I was looking for something else, and happened to run across these videos posted by SCETV, obviously with the cooperation of my friends at The State.
These are a considerable improvement over the low-res, 3-minute clips I used to post from my little personal Canon camera — which could not shoot any video longer than 3 minutes, and which I also used for still shots, so the video record was far from complete. And I was doing it all while running a sound recorder, taking notes and presiding over the meeting. But hey, before I started blogging, you didn’t get any pictures or video from these meetings. So get outta my face.
Anyway. I’m happy to note the progress. And as a connoisseur of these things, it’s fun for me to note the way things are the same and how they differ.
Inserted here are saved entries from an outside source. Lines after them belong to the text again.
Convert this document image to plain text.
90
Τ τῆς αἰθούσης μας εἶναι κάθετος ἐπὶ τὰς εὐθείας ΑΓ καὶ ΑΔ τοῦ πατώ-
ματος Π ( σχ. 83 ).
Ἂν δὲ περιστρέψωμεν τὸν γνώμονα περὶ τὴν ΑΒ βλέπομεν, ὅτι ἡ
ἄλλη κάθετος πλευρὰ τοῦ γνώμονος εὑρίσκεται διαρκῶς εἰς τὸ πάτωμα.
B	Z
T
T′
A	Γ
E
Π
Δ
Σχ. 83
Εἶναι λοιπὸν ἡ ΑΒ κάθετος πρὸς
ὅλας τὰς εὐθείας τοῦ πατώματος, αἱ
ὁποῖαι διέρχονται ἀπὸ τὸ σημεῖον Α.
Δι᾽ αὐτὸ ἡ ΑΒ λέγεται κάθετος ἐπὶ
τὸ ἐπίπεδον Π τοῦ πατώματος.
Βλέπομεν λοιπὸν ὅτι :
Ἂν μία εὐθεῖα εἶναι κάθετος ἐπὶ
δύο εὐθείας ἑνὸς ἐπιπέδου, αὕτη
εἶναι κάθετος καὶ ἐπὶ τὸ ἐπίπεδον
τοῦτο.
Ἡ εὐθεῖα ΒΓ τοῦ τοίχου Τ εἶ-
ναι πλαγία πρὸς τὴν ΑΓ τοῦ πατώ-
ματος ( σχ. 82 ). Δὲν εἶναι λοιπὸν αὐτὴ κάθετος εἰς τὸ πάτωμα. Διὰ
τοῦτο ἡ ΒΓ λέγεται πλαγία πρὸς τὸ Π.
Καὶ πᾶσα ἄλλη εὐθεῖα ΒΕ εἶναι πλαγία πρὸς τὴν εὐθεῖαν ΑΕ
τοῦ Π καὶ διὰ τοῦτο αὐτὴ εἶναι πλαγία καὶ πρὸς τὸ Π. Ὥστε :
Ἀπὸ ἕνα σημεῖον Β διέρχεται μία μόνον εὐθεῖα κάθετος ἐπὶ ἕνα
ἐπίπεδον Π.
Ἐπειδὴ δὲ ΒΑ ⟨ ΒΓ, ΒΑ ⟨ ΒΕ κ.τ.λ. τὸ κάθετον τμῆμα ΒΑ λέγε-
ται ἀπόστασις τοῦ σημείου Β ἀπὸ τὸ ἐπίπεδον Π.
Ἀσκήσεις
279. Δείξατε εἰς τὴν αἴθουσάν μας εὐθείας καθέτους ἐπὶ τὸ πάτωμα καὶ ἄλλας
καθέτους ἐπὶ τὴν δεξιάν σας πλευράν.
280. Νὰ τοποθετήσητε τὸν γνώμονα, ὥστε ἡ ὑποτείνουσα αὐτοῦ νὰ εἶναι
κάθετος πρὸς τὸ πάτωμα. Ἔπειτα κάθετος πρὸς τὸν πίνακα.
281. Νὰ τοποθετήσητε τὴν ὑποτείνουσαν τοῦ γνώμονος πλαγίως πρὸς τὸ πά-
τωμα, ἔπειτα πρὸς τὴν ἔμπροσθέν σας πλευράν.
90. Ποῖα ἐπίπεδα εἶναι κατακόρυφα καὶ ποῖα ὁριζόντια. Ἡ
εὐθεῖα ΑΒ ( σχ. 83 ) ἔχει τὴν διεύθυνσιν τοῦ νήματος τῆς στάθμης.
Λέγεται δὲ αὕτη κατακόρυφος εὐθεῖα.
For instance, I notice Cindi used the usual “give us your stump speech” opener with Sheheen, but asked a slightly different opening question of Ervin. The Sheheen approach was always our standard. I would do that because I liked to start with the candidate making his or her case in his or her own words, rather than just responding to our questions. I felt that was the fairest way to start, to lay a base, before we started asking what we wanted to know. And even if the spiel was a bunch of baloney, the fact that the candidate freely chose such a pose told me a lot. It was boring for the reporters who would sit in, because they had heard the speech out on the hustings. But these meetings weren’t held for their purposes; they were for those of us trying to make an endorsement decision.
You’ll hear me starting things off that way in this meeting with Barack Obama, just as I did with hundreds of others.
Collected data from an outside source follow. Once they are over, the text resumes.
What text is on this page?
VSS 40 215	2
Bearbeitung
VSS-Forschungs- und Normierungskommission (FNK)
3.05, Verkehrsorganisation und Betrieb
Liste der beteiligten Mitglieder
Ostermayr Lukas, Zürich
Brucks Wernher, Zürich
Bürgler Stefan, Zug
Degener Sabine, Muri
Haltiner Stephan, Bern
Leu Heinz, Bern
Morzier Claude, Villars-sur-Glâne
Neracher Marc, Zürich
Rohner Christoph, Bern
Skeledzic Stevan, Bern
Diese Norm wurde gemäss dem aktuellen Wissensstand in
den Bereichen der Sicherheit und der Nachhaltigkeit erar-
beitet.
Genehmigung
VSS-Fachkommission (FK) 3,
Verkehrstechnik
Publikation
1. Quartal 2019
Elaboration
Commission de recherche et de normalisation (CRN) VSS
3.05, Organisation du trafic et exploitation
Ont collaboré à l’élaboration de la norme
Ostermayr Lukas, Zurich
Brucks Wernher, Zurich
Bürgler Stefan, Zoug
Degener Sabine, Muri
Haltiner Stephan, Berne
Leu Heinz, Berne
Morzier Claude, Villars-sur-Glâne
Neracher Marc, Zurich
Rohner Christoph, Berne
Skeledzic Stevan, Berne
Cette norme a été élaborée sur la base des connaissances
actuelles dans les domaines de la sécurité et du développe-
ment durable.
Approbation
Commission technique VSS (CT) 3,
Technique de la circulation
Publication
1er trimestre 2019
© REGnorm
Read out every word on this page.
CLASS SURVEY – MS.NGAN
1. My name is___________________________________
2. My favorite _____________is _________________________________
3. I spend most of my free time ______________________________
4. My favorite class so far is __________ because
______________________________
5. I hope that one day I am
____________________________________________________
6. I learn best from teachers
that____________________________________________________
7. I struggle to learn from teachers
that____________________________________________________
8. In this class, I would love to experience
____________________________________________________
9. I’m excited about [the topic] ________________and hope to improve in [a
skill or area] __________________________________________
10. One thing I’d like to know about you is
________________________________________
You might notice another, subtler thing. You can sort of tell at the start of the Obama clip that something has gone before — some small talk, some joshing around, before we got down to business. I always did that. You’ll note that Cindi, far more task oriented than I, and nobody’s idea of a social butterfly, doesn’t fool with that. She doesn’t schmooze. An interview is an opportunity to get answers to X, Y and Z, and that’s what she’s there for.
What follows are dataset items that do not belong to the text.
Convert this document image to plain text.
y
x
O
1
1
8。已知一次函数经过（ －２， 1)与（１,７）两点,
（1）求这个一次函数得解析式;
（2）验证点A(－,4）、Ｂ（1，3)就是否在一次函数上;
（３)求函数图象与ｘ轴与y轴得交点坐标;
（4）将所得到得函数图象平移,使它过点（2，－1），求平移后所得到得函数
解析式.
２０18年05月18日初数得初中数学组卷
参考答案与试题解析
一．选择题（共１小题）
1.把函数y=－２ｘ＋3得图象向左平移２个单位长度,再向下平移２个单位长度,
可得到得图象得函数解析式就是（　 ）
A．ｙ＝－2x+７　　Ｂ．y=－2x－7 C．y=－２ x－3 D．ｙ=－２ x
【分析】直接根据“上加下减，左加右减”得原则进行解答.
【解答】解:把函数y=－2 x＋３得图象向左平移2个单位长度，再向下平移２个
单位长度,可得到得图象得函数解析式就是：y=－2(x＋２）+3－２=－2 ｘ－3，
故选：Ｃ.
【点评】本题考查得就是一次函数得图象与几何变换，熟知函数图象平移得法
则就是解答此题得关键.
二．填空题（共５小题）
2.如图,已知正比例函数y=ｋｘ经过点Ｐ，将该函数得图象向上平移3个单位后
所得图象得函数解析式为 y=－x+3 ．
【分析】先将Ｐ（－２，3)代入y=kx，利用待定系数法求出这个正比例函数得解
She always knows just what information she needs. I took more of a zen approach. I was always curious to see where an interview would go if I let it have its head. I was looking for column inspiration; I had Cindi and Warren and, in the good times, a couple of other associate editors to make sure all the essential bases were covered.
Oh, you’re wondering where the Nikki Haley meeting is, right? There wasn’t one. My understanding is that her campaign did not accept the board’s invitations to meet. So if you ever wondered what, if anything, Nikki Haley and Hillary Clinton have in common, now you know.